(March 6, 2009 - Insidermedicine) Dr. William Goodson, MD, discusses what one should do if one has a family history of breast cancer and wants to assess their risk for the disease. Dr. Goodson is a Senior Clinical Research Scientist at the California Pacific Medical Center Research Institute.
At the 2008 San Antonio Breast Cancer Symposium we spoke with Dr. William Goodson, Senior Clinical Research Scientist at the California Pacific Medical Center Research Institute.
If I had a family history of breast cancer...
Probably the central issue in terms of assessing risk is going to be your family history. You are going to start with a family history, and you will add to that your own personal history, in terms of parity (number of children), time of menstruation, time of menopause. You will go through general issues in terms of body mass, body weight; there are a whole variety of factors there.
One of the things that I think is very important in this regard is that if you are going to actually try to make that kind of assessment, you probably want to work with somebody who is a specifically trained genetic counselor. There are a lot of people who do this by the seat of the pants. And I think that is probably not a good way to do it; there is a lot of subtly to it. Its important when somebody starts talking about family history, to start with the issue of how many people are effected and how closely related they are to the person who is asking the question.

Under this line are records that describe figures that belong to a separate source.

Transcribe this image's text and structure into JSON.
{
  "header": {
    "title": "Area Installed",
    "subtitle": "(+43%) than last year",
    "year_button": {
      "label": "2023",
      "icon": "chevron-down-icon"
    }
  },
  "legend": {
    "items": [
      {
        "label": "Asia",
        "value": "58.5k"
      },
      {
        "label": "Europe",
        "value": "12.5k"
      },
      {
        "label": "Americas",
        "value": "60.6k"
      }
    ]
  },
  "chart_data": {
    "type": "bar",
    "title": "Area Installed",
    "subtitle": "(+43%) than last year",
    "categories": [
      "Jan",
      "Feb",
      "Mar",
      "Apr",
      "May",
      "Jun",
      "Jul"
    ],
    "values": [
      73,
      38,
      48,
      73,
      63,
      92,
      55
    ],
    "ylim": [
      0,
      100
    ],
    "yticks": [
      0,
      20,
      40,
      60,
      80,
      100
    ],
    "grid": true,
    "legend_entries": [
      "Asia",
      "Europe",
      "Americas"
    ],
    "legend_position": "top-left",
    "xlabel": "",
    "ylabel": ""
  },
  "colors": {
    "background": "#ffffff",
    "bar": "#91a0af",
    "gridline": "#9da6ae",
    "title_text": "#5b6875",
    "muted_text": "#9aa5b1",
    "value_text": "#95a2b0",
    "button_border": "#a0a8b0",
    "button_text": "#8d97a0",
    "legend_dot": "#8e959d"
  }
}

What tests might be performed?
About the only test that really gives us much useful information in this day and age is BRCA testing. There is BRCA1, there is BRCA2, and these are two specific genes that have been identified. Together even when they are positive they only count for a small percentage of breast cancer, less than 10%, more like 5%. When a person has one of these genes they have a very high risk of getting breast cancer. But obviously there are a lot of women who get breast cancer who don't have any kind of BRCA1 or BRCA2 mutation. There are mutations in what is called p53, there are mutations in p10. There is Li-Fraumeni syndrome, as well as some other syndromes that get tested for. The only really common testing however, is to test for BRCA1 and BRCA2 mutations.
What are the implications of a positive test?
If somebody tests positive, then the risk of breast cancer goes up quite strikingly. It is important to recognize that most of the numbers given, are in terms of risk assuming the patient lives to age 85. If somebody has a BRCA1 or BRCA2 mutation, and for simplicity I will address them together, their risk of breast cancer falls somewhere in the 65%-85% range by the time they hit age 85. That is the biggest risk.
For women probably the next biggest risk is ovarian carcinoma. Probably about 15% of women who have BRCA1 and BRCA2 mutations, there are slight differences, but basically we think about 1 in 6 or 1 in 7 women will get ovarian cancer. The real scary part about that is that ovarian cancer is much harder to detect. Breast cancer you can do mammography, you can do MRI, you can do all sorts of tests. For ovarian cancer you just happen to find it if you are lucky. There is also an increase risk of colon cancer and an increased risk of pancreatic cancer; those are probably the big ones. There is an across the board increased risk in a lot of cancers, but the main ones are breast, ovarian, pancreatic, and colon.
What are the drawbacks of labeling someone as "at risk"?
For a long time we were very concerned about issues of insurance, issues of employability. All of that changed in May of 2008 when they passed the legislation that basically makes it a federal crime in the United States to discriminate against somebody on the basis of BRCA1 or BRCA2 genetic inheritance; and in fact any genetic disease. You cannot discriminate against somebody. The possibility of being denied insurance or something like that strictly on that basis went away at that point. The other thing that comes up is the trauma or the anxiety that it induces in the patient. And I think this is particularly important in younger persons. Even if you have a BRCA1 or BRCA2 mutation the actual risk of getting breast cancer before age 30 is really very small, 1% maybe. There are so many issues in a person's life at that point that I think to dump worrying about getting breast cancer on somebody at that age is probably not fair.
We should also consider the risks that come in any kind of thing that somebody would choose to do to reduce their risk of cancer. And the biggest things that come up are choosing to do prophylactic mastectomy, or choosing to do oophorectomy and remove the ovaries. These are significant operations and carry with them risk of infections, all the risks of surgery, risk of bad results. All of those things are pretty uncommon, but they are not zero. A lot of what happens is that if somebody makes the decision that they are going to change their risk by doing something, the "doing something" to change risk, carries its own risk. That is where you really start to get into problems.
If I had a family history of breast cancer the first thing I would want to know is who in the family had breast cancer and how I was related to them. I would want to know whether or not that particular person had some kind of genetic mutation because if they didn't have it, there is no way that it is going to be detected in me. I would also want to know what options were available to do something about it. And particularly I would want to know the risks in terms of unexpected effects of taking steps to try to reduce risk. I would also want to know what the almost certain events, such as going through menopause, would have on my risk.